Exhibition Dates: August 14 – September 18, 2021
In celebration of Ruth Orkin’s Centennial year, the gallery is pleased to present our third solo exhibition of work by photojournalist Ruth Orkin in our Reading Room gallery. Born September 3, 1921, Orkin was known for photographing celebrities, New York City, classical musicians and the iconic image American Girl in Italy, Florence, 1951.
Orkin received a Univex camera at 10 years old and began developing her own photographs at 12. A passionate movie-goer, Orkin was an avid autograph hunter, soon turning her passion into photographing celebrities. At 17, she took a monumental bicycle trip across the country to attend the 1939 World's Fair in New York City. At 21, she became a messenger at MGM Studios, but left because the cinematographer's union did not accept female members.
Orkin moved to New York City in 1943. She took baby pictures during the day and was a nightclub photographer at night. In the mid-1940s, Orkin became a photojournalist for many major magazines, including Life, Look, Horizon, and Ladies Home Journal. In the late 1940s, she captured classical musicians such as Leonard Bernstein, Isaac Stern, Serge Koussevitzky, and Aaron Copland.
In 1951 Orkin went to Israel with the Israeli Philharmonic where she lived on a kibbutz for several months photographing her experiences. She then travelled to Italy, Paris, London, and Florence where she photographed her signature image American Girl in Italy. Orkin first met photographer Morris Engel at The Photo League, marrying him in 1952 while making the classic film, Little Fugitive. It was nominated for an Academy Award and won the Silver Lion at the Venice Film Festival. François Truffaut credited the film with starting the French New Wave. They went on to make a second award-winning film together titled Lovers and Lollipops.
In 1959 Orkin was named one of “The Ten Top Women Photographers in the U.S.” along with Dorothea Lange and Margaret Bourke-White by the Professional Photographers of America.
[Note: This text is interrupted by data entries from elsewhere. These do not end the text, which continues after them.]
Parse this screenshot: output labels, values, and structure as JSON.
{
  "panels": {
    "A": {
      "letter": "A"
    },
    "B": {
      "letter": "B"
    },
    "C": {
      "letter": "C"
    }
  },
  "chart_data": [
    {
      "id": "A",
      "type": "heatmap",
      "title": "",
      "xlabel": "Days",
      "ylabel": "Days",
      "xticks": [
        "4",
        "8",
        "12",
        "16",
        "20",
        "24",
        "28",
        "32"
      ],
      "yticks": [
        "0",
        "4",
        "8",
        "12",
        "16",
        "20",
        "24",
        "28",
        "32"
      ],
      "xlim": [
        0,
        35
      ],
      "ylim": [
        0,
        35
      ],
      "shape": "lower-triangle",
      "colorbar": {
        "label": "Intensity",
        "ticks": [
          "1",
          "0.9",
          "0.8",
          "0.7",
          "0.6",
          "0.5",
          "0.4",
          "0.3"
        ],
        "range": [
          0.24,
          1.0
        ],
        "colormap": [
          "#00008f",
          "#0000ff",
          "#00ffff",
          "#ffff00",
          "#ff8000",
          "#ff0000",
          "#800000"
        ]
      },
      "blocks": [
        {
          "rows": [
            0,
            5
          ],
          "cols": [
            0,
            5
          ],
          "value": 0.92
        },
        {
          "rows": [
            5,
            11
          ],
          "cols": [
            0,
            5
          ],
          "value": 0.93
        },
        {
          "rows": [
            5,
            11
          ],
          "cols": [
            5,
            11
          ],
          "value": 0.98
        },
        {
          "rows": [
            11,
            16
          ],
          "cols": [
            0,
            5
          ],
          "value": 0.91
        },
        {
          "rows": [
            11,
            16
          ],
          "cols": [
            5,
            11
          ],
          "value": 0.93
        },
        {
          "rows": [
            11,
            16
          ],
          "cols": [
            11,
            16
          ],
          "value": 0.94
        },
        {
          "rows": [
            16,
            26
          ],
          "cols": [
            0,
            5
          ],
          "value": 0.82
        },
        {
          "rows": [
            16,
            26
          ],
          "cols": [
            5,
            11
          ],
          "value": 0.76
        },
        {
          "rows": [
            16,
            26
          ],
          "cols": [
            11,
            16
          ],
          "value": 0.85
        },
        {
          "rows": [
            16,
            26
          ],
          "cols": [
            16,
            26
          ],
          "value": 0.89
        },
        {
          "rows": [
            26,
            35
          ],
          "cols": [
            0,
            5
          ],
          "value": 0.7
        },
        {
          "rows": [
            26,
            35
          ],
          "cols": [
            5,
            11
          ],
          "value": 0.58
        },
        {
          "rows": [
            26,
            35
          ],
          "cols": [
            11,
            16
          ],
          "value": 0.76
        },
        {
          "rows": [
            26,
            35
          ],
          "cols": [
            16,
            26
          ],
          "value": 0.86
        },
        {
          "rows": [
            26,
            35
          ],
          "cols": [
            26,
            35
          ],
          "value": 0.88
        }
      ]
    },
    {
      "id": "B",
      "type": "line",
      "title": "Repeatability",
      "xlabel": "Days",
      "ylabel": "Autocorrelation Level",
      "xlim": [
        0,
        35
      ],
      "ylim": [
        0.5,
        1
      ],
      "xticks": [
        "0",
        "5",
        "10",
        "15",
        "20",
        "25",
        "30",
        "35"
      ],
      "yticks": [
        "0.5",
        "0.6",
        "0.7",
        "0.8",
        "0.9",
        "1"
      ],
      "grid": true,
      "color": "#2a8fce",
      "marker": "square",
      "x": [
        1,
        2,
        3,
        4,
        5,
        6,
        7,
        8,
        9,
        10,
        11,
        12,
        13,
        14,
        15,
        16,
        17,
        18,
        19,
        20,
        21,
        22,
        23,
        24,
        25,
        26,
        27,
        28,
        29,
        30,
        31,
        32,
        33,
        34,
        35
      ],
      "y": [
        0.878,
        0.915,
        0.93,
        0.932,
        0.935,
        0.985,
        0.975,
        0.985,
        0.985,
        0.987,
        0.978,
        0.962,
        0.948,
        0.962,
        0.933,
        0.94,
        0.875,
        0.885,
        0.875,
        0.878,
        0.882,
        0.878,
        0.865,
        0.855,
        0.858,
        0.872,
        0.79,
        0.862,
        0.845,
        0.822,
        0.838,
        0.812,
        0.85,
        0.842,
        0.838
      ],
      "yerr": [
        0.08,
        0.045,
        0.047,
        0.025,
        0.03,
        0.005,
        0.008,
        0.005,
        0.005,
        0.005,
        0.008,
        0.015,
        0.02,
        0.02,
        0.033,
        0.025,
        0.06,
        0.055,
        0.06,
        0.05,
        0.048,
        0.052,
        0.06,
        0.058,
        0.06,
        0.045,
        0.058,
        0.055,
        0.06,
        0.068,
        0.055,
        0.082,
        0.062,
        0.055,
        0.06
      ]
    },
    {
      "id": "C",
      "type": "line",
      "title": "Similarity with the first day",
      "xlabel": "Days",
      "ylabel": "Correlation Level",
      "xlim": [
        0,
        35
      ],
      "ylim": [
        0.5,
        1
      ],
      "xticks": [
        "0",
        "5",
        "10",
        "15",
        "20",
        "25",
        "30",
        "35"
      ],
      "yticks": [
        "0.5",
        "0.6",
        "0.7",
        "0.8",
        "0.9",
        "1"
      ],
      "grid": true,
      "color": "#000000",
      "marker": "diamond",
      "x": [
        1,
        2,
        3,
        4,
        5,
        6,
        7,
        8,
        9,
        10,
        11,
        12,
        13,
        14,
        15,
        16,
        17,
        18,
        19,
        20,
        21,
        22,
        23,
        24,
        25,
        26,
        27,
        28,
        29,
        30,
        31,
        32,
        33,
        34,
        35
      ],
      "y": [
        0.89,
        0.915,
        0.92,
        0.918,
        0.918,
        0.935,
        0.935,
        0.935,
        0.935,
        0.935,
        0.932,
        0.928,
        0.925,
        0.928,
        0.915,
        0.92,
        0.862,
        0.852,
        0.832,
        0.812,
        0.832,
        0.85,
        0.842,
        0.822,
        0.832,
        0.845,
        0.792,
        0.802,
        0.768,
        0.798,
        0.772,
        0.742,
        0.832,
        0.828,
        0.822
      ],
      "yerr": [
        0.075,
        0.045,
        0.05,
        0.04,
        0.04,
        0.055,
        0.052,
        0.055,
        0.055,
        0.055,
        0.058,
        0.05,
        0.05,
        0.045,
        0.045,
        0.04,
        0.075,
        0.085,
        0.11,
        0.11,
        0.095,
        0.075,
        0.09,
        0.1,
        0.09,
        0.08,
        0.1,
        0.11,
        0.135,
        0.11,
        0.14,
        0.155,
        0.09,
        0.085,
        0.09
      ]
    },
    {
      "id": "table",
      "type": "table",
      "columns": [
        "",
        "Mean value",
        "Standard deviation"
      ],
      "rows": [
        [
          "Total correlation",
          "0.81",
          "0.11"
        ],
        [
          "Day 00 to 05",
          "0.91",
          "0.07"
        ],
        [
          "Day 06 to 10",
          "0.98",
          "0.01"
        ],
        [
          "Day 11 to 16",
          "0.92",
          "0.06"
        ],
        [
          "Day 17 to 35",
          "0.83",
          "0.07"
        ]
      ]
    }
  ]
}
Her priorities turned to raising a family where Orkin used her camera to photograph her two children: first, her son Andy and three years later, her daughter Mary. From her Central Park West apartment, she watched the seasons change outside her window, documenting what she saw over the next 30 years. These photographs became the subject of two books, “A World Through My Window” (1978) and “More Pictures From My Window” (1983). Her monograph “A Photo Journal” was published in 1981, followed by exhibitions and lecture tours. In 1985, after a long battle with cancer, Orkin passed away in her apartment surrounded by her remarkable legacy of photographs and the view of Central Park outside her window.
This exhibition is in conjunction with a new and expansive monograph published by Hatje Cantz, entitled Ruth Orkin: A Photo Spirit. It also coincides with a large exhibition at the Fotografiska Museum, in New York City, opening in September, 2021.